Area can include producing goal posts, target panels, fencing and seating.

== Impacts ==

Positive results from United Kingdom local authorities can provide good evidence that placements of anti-vandal MUGAs can reduce anti-social behaviour and increase fitness within early-teen age groups in both cities and parish localities. They are ideal for the urban areas that would benefit from a contained area where children can play safely. A MUGA can encourage people to explore the potential of different sports in a safe environment, built solely for that purpose.
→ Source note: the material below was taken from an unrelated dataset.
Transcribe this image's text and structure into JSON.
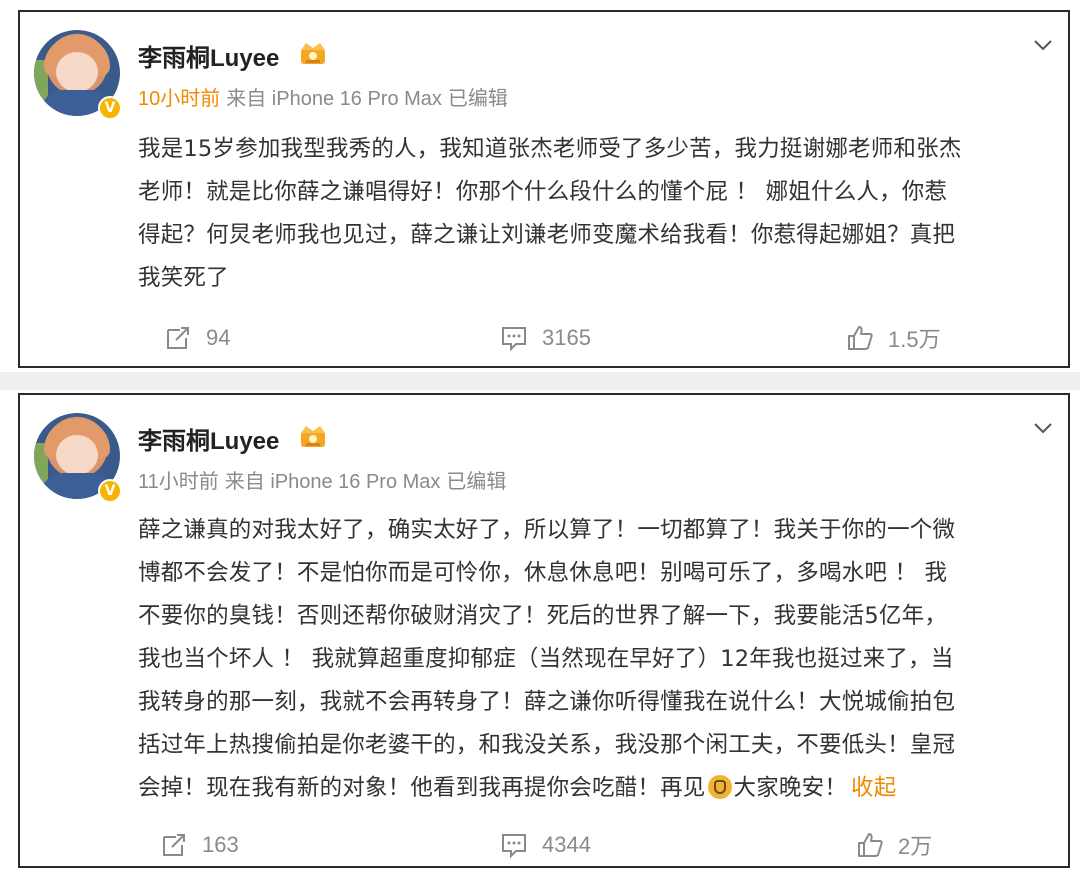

The intense activity in a MUGA may increase noise and complaints from neighbours. The noise level depends on the material used for the fencing, and by the location. A 2015 research report recommended the MUGA construction be at least 30 m from residential areas. In 2023, the intended installation of a MUGA at Much Hoole by the council noted potential impacts of noise, disturbance, and lighting, as well as questions about surround sporting facility usage, but this could be met by reduced hours of operation. A Chapel-en-le-Frith MUGA, built in 2010 following community fundraising, was removed in October 2025 following ongoing noise complaints from some nearby residents, but lamented by other site users.

It has also been considered the fenced locations have encouraged territorialisation, to the exclusion of female users.